Seigler nodded. ‘They started coming in two days ago. There’s been fighting up along the approaches to Cajnice,’ he said, motioning behind and across the river where the hills swelled up into the distance. He frowned. ‘Is there something I can help you with?’
Reinhardt shook his head. ‘Just updated route information to Foca. Your operations people have already helped me.’
‘Good. Well, drive carefully.’
Reinhardt stood there a moment after Seigler left. The hotel was near the river, and there was a sandbank out in the flow, a smooth teardrop shape, white sand shining in the sun. Children were playing on it, seemingly oblivious to the choked tenor of the streets, and their laughter drifted faintly across the rush of the river as it purred along over its rocky bed. He felt very afraid, and very cold. An SS unit could mean anything, but it almost certainly meant Stolic, and if, as it seemed, he was in a killing mood, Reinhardt had no idea how he would approach him, nor what the presence of that Ustasa might mean. He told Claussen what he had learned. The sergeant swigged from a canteen, screwing his eyes shut as he lifted his face to the light and wiped the back of his mouth with a blocky fist.
‘Change of plan?’
Reinhardt shook his head. ‘Let’s get going. We should be able to make Foca in an hour, maybe less.’
The drive to Foca was uneventful but particularly beautiful. The Drina flowed in broad, languid sweeps and bends to the left, now bottle green, now turquoise, now a lather of foam where it ran shallow over its stony bed, rocks lying like mosaics. The land along the river was good, the rich alluvial soil ripe for crops, the banks dotted with small hamlets and settlements, but the signs of war were everywhere. Many of the villages were empty or destroyed, fields and crops unkempt and uncared for, and on the far bank, smoke ribboned up from burning houses. The fighting along the Drina had been bitter and internecine since the war first came here in 1941, with Cetniks massacring Muslims, Ustase massacring Serbs, and the land suffering under the succession of German, Italian, Croat, and Partisan armies.
The road was busier, mostly German traffic coming up from Foca, but they passed a bus trailing a plume of filthy exhaust, horse carts, and men, women, and children on foot. More refugees, haunted and hunched under what little they had, herded and pressed to the side of the road by soldiers in Croatian Army uniforms.
Despite the thickening traffic, they made good time to Foca, the road crossing over an iron bridge with sheet metal flooring that clanked and clattered under the car’s wheels. The town was much narrower and darker than Gorazde, and like Rogatica showed the signs of fighting: bullet holes in walls, the heaped remnants of destroyed houses like rotted teeth in the lines of streets. As for the townspeople, it seemed most of them were gone, and the place had an empty, haunted feel despite the troops who thronged through it – German and Croat mostly. They passed a group of Cetniks gathered on the steps of a dilapidated building that looked like it had once been something official, a shambles of shaggy ponies and rickety carts, and men with thick beards and long hair that splayed out from under rectangular caps and who watched them go by with sullen expressions, distrust writ large across their heavy features.
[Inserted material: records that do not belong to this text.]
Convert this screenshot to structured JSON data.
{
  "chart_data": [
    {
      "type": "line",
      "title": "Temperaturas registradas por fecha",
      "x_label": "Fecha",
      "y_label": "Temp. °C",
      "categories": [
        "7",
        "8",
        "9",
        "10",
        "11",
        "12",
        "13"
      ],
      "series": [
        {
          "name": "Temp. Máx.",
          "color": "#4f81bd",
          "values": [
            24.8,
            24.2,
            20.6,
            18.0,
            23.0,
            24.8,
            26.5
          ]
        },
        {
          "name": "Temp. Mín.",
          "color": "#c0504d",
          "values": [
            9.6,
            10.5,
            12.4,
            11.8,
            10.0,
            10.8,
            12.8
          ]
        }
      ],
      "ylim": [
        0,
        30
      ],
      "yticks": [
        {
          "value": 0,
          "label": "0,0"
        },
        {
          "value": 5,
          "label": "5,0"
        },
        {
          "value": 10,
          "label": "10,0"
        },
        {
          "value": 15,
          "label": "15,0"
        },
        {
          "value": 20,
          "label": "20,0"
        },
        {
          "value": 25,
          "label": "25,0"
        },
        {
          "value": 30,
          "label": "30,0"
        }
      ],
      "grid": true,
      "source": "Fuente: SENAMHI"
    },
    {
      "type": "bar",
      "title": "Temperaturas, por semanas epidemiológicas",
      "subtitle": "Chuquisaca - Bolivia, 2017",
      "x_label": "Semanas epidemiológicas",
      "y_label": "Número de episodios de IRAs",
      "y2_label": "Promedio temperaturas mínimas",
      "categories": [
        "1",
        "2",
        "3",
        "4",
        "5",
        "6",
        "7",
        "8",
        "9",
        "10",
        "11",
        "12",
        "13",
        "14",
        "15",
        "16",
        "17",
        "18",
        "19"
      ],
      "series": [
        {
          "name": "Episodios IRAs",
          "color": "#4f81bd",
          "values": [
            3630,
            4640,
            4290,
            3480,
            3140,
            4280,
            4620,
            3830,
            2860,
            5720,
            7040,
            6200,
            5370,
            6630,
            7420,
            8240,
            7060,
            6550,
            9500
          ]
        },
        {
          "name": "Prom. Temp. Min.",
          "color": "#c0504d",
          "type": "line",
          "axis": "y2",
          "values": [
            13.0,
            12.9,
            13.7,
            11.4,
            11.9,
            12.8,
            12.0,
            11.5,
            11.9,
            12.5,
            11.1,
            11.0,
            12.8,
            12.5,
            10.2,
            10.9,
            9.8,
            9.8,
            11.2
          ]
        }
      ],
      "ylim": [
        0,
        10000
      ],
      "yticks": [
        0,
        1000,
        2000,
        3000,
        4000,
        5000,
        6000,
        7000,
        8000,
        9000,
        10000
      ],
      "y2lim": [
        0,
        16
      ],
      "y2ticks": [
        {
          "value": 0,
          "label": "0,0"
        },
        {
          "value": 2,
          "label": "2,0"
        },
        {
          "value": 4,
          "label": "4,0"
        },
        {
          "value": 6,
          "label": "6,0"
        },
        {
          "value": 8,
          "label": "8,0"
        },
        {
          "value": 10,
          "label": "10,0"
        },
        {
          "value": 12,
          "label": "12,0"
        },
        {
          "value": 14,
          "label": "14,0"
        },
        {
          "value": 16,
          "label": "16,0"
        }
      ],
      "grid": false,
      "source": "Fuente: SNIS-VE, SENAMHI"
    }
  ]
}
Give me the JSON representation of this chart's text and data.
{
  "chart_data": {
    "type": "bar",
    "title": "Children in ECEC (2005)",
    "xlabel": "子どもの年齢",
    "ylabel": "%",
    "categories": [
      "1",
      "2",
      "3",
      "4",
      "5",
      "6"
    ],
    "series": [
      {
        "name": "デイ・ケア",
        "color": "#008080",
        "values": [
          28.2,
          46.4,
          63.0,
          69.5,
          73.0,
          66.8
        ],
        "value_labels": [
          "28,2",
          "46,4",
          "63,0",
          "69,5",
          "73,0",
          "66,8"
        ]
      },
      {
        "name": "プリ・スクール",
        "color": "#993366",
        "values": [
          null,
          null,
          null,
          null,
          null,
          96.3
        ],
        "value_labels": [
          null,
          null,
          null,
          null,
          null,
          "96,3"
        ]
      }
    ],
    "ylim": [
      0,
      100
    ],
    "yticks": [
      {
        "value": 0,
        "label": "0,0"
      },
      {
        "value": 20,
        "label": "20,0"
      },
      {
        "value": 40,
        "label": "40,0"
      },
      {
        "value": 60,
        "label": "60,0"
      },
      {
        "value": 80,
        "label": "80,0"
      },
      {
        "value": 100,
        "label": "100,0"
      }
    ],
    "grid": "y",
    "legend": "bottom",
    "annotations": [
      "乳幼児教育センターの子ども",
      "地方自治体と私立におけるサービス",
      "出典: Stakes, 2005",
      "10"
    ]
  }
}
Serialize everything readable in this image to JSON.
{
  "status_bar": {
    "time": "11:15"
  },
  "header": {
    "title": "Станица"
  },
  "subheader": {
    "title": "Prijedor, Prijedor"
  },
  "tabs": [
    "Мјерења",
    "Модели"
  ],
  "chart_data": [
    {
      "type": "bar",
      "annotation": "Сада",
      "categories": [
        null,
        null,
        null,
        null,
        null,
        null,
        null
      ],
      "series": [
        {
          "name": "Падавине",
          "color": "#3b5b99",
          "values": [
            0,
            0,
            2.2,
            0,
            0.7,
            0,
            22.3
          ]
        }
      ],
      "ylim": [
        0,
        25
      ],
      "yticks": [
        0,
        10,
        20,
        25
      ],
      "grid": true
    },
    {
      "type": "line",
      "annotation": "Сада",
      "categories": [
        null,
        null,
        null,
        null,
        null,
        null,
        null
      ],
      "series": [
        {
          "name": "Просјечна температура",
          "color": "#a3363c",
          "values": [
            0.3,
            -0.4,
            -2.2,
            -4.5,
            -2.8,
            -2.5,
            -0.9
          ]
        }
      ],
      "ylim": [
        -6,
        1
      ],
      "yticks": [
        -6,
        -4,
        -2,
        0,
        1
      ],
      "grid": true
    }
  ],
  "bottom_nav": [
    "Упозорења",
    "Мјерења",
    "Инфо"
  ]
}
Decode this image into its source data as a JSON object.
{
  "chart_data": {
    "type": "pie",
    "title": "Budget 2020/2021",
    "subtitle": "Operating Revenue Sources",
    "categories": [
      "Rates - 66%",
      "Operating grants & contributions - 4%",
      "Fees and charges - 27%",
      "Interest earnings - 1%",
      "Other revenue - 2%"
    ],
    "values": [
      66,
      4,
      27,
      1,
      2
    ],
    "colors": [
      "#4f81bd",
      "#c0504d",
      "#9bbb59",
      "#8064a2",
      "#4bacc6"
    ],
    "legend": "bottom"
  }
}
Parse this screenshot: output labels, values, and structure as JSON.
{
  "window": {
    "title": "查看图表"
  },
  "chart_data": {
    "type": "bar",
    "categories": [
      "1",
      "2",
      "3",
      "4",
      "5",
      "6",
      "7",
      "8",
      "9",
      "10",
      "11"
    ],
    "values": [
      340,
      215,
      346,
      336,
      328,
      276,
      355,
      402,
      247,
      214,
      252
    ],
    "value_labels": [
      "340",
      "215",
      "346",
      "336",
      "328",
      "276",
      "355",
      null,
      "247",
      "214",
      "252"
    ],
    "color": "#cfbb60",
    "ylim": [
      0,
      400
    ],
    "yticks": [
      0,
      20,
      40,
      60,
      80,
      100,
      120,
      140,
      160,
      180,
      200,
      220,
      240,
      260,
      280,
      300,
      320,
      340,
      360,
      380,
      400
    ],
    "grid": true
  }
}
They followed the tactical signs to the local headquarters building. While Claussen went in search of fuel, Reinhardt searched through the scrum of activity inside, finally cornering a harassed operations lieutenant who pointed at a map to a location west of Foca. ‘121st were at Brod last night. They were supposed to advance on Predelj today,’ he continued, tapping the map farther south. ‘Last information is their reconnaissance battalion is stalled somewhere here,’ he said, pointing to the long, twisting route that led south from Brod towards Scepan Polje, on the Montenegrin border. If you’re looking for them, they’re around there.’
‘How’s the operation going?’
‘Well, I think. Early days. Some pretty stiff fighting over by Cajnice. Lots of confirmed kills. That’s all I can tell you for now,’ he finished, as he turned to answer a telephone.